Ghislaine Maxwell appeals to overturn sex-crimes conviction
Lawyers for Ghislaine Maxwell on Tuesday asked a federal appeals court to overturn her conviction and 20-year sentence for helping Jeffrey Epstein sexually abuse girls, US media reported.
The 61-year-old British socialite was convicted in December 2021 of recruiting and grooming young girls to be sexually abused by Epstein.
The American financier killed himself in jail in 2019 while awaiting his own sex-crimes trial. Maxwell, his lover turned close friend, was arrested the following year.
In a filing late Tuesday with the US Court of Appeals for the Second Circuit in Manhattan, Maxwell's lawyers argued she was denied a fair trial and used as a scapegoat because Epstein evaded justice.
"The government prosecuted Ms Maxwell as a proxy for Jeffrey Epstein. It did so to satisfy public outrage over an unpopular non-prosecution agreement and the death of the person responsible for the crimes," defense attorney Arthur Aidala said in a statement quoted by ABC News.
Maxwell's lawyers argued that she was covered by a 2007 non-prosecution agreement between federal prosecutors in Florida and Epstein, which included a provision not to prosecute potential co-conspirators.
Epstein was convicted in Florida in 2008 of paying young girls for massages, but served just 13 months in jail under a secret plea deal.
Maxwell's lawyers also argued that prosecutors had waited too long to charge her and had violated the statute of limitations.
"In its zeal to pin the blame for its own incompetence and for Epstein's crimes on Maxwell, the government breached its promise not to prosecute Maxwell, charged her with time-barred offenses, resurrected and recast decades-old allegations for conduct previously ascribed to Epstein and other named assistants, and joined forces with complainants' civil attorneys, whose interests were financial, to develop new allegations that would support charges against Maxwell," their filing said, quoted by ABC and Fox News.
The appeal also said trial judge Alison Nathan had last year wrongfully rejected a request by Maxwell for a new trial.
Maxwell had unsuccessfully argued that a juror, who had boasted of helping convince fellow panelists to convict her by recalling his own experiences as a sex abuse victim, had biased the jury.

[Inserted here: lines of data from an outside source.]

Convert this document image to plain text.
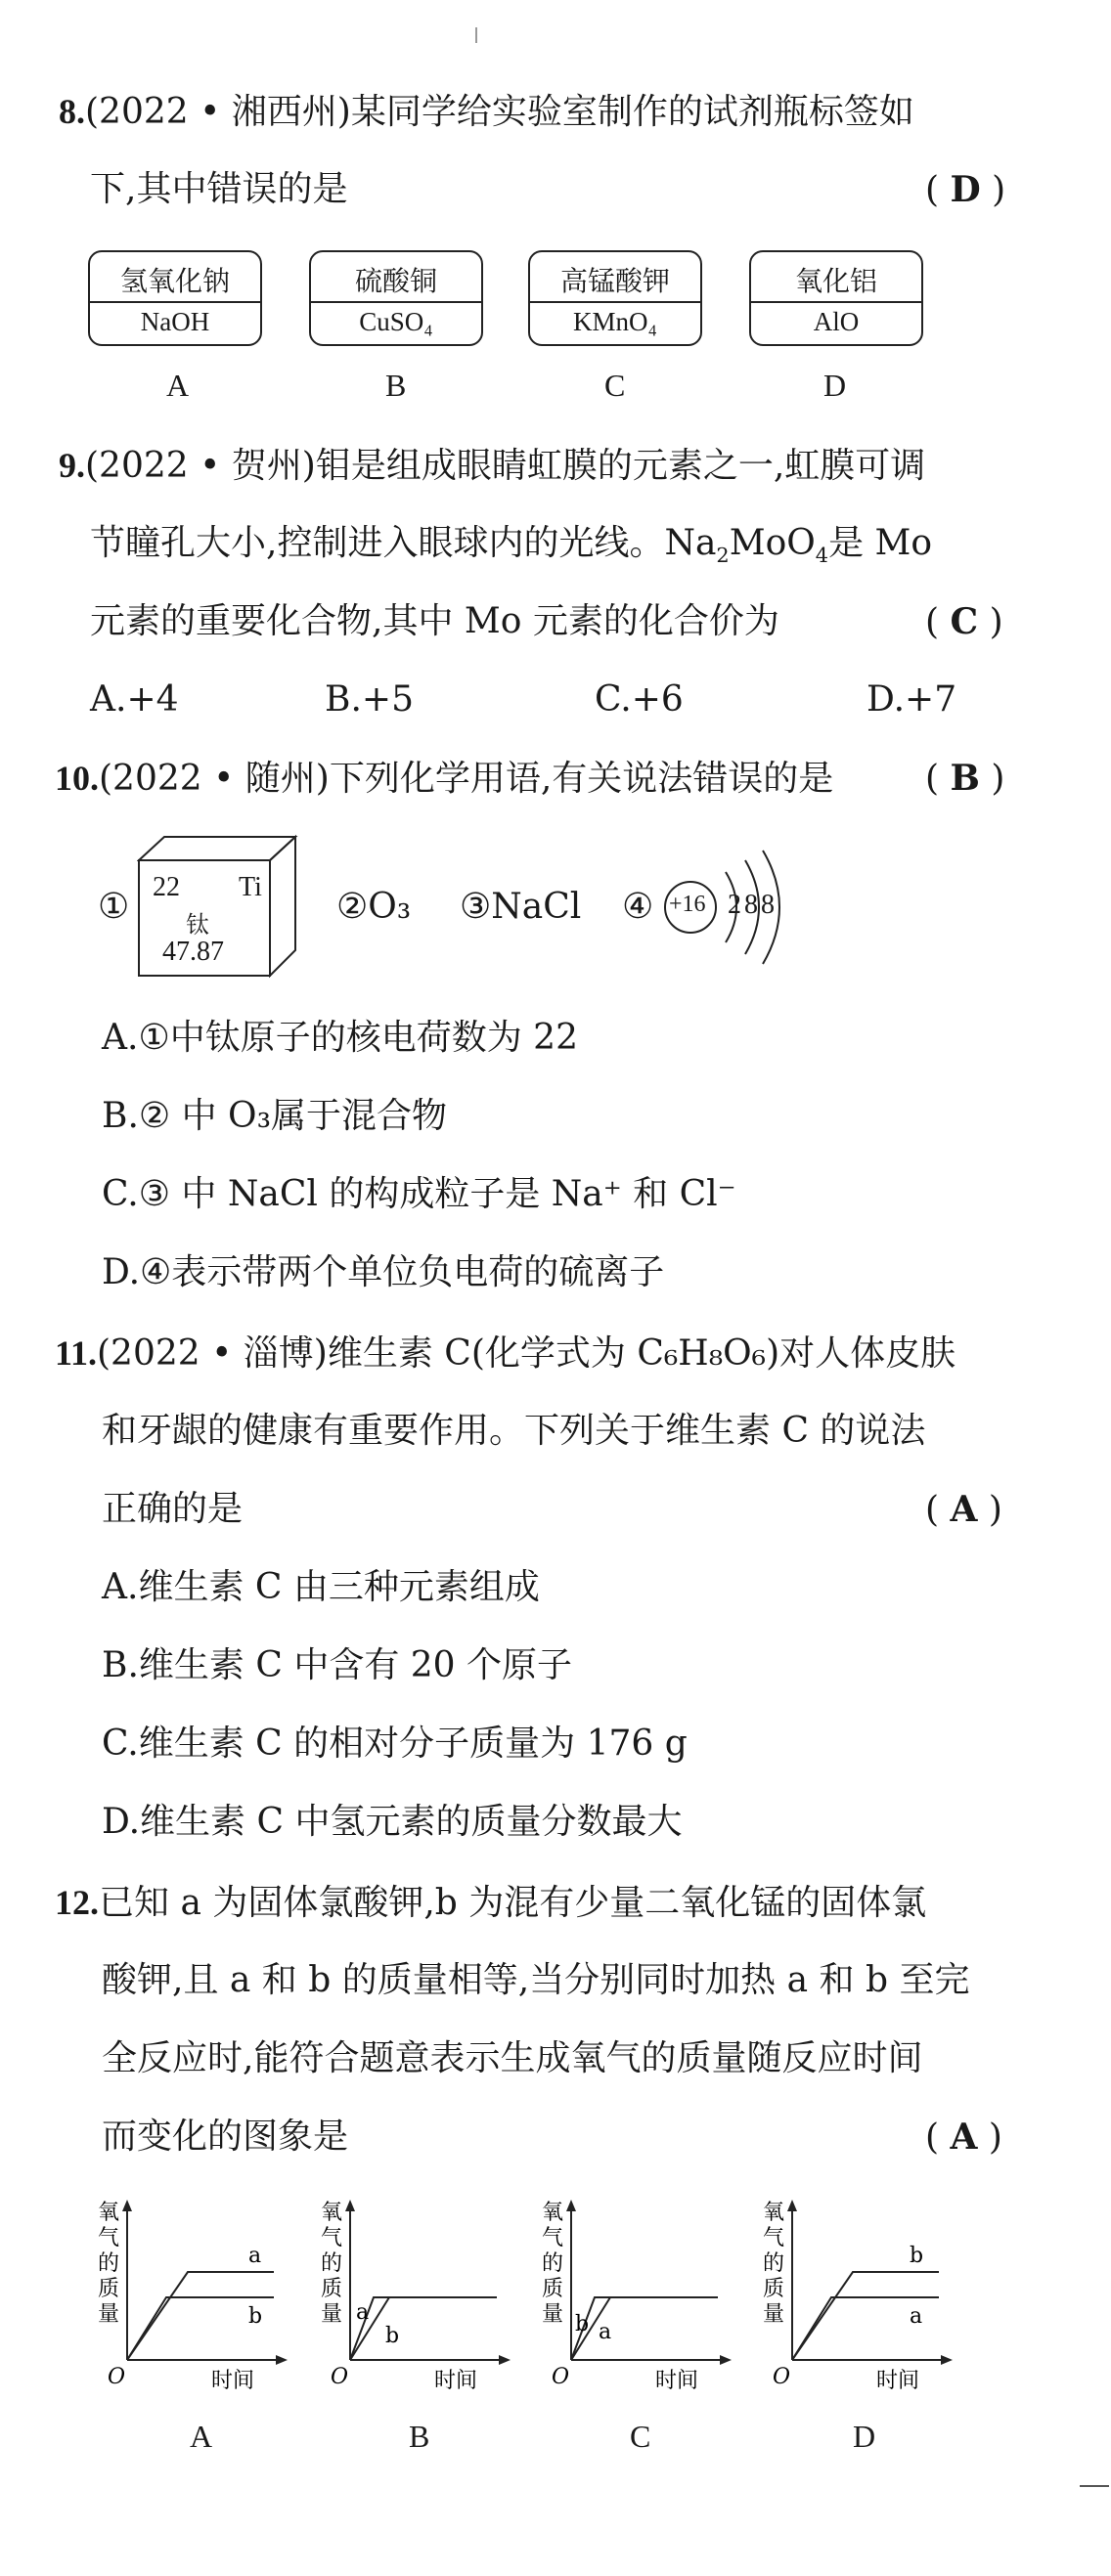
8.(2022 • 湘西州)某同学给实验室制作的试剂瓶标签如
下,其中错误的是	( D )
氢氧化钠
NaOH
硫酸铜
CuSO₄
高锰酸钾
KMnO₄
氧化铝
AlO
A	B	C	D
9.(2022 • 贺州)钼是组成眼睛虹膜的元素之一,虹膜可调
节瞳孔大小,控制进入眼球内的光线。$Na_2MoO_4$是 Mo
元素的重要化合物,其中 Mo 元素的化合价为	( C )
A.+4	B.+5	C.+6	D.+7
10.(2022 • 随州)下列化学用语,有关说法错误的是	( B )
① 22 Ti
钛
47.87
②O₃ ③NaCl ④ +16 2 8 8
A.①中钛原子的核电荷数为 22
B.② 中 O₃属于混合物
C.③ 中 NaCl 的构成粒子是 Na⁺ 和 Cl⁻
D.④表示带两个单位负电荷的硫离子
11.(2022 • 淄博)维生素 C(化学式为 C₆H₈O₆)对人体皮肤
和牙龈的健康有重要作用。下列关于维生素 C 的说法
正确的是	( A )
A.维生素 C 由三种元素组成
B.维生素 C 中含有 20 个原子
C.维生素 C 的相对分子质量为 176 g
D.维生素 C 中氢元素的质量分数最大
12.已知 a 为固体氯酸钾,b 为混有少量二氧化锰的固体氯
酸钾,且 a 和 b 的质量相等,当分别同时加热 a 和 b 至完
全反应时,能符合题意表示生成氧气的质量随反应时间
而变化的图象是	( A )
氧
气
的
质
量
O	时间
a
b
氧
气
的
质
量
O	时间
a
b
氧
气
的
质
量
O	时间
b a
氧
气
的
质
量
O	时间
b
a
A	B	C	D
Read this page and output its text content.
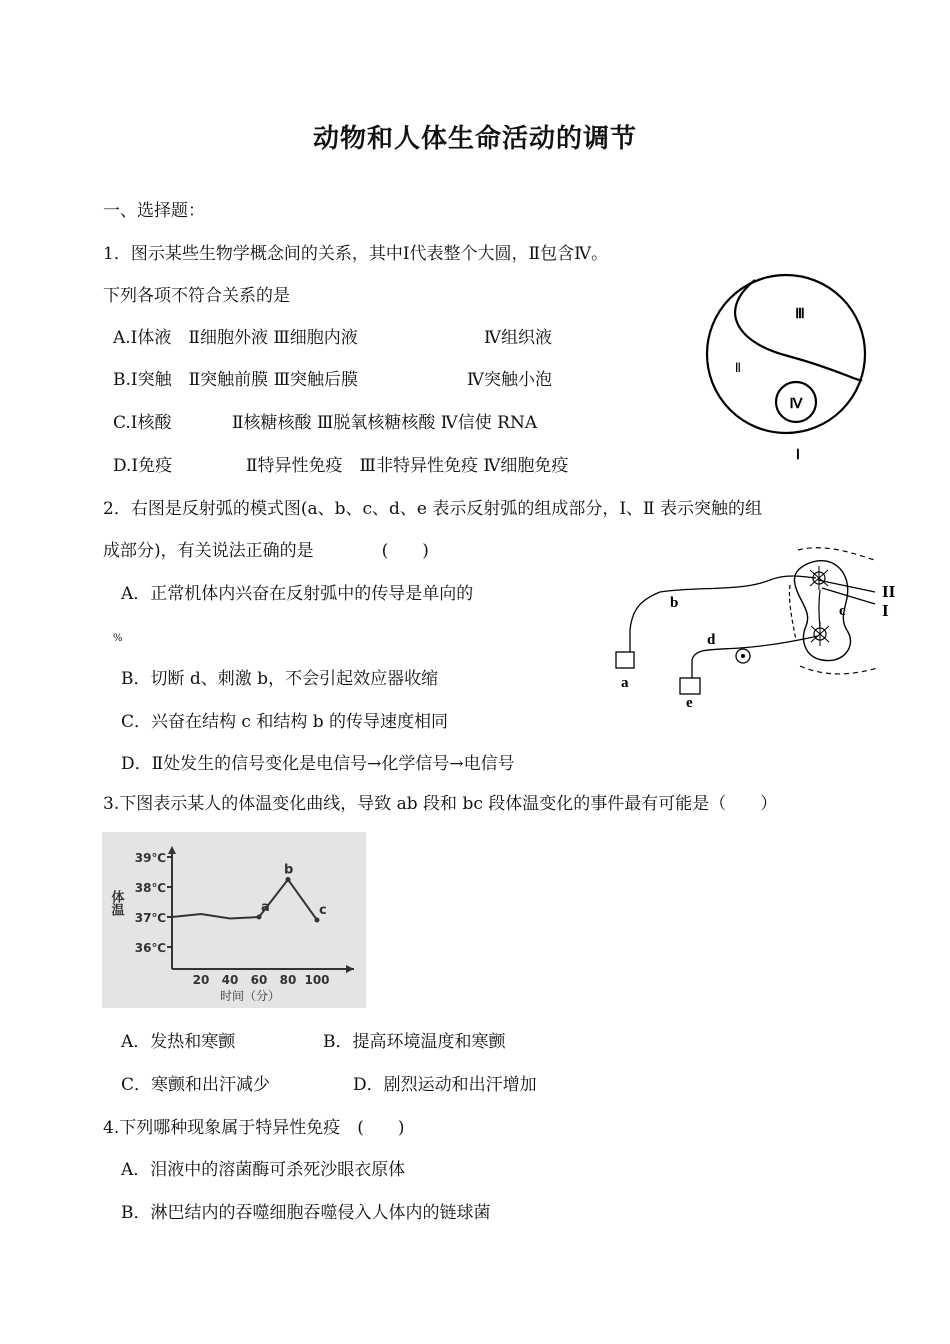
动物和人体生命活动的调节
一、选择题：
1．图示某些生物学概念间的关系，其中Ⅰ代表整个大圆，Ⅱ包含Ⅳ。
下列各项不符合关系的是
A.Ⅰ体液　Ⅱ细胞外液 Ⅲ细胞内液	Ⅳ组织液
B.Ⅰ突触　Ⅱ突触前膜 Ⅲ突触后膜	Ⅳ突触小泡
C.Ⅰ核酸	Ⅱ核糖核酸 Ⅲ脱氧核糖核酸 Ⅳ信使 RNA
D.Ⅰ免疫	Ⅱ特异性免疫　Ⅲ非特异性免疫 Ⅳ细胞免疫
Ⅲ
Ⅱ
Ⅳ
Ⅰ
2．右图是反射弧的模式图(a、b、c、d、e 表示反射弧的组成部分，Ⅰ、Ⅱ 表示突触的组
成部分)，有关说法正确的是　　　　(　　)
A．正常机体内兴奋在反射弧中的传导是单向的
%
B．切断 d、刺激 b，不会引起效应器收缩
C．兴奋在结构 c 和结构 b 的传导速度相同
D．Ⅱ处发生的信号变化是电信号→化学信号→电信号
a
b	c
d
e
II
I
3.下图表示某人的体温变化曲线，导致 ab 段和 bc 段体温变化的事件最有可能是（　　）
体温
时间（分）
39℃
38℃
37℃
36℃
20 40 60 80 100
a
b
c
A．发热和寒颤	B．提高环境温度和寒颤
C．寒颤和出汗减少	D．剧烈运动和出汗增加
4.下列哪种现象属于特异性免疫　(　　)
A．泪液中的溶菌酶可杀死沙眼衣原体
B．淋巴结内的吞噬细胞吞噬侵入人体内的链球菌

Following a months-long trial in New York, Maxwell was in June 2021 convicted on five of the six counts she was facing, including the most serious charge of sex trafficking a minor.
The charges stemmed from crimes committed between 1994 and 2004.
Maxwell, the Oxford-educated daughter of the late British press baron Robert Maxwell, was sentenced to 20 years in prison in June last year.
Prosecutors successfully proved that she was "the key" to Epstein's scheme of enticing young girls to give him massages, during which he would sexually abuse them.
Two of Epstein's victims, identified as "Jane" and "Carolyn," testified that they were as young as 14 when Maxwell began grooming them.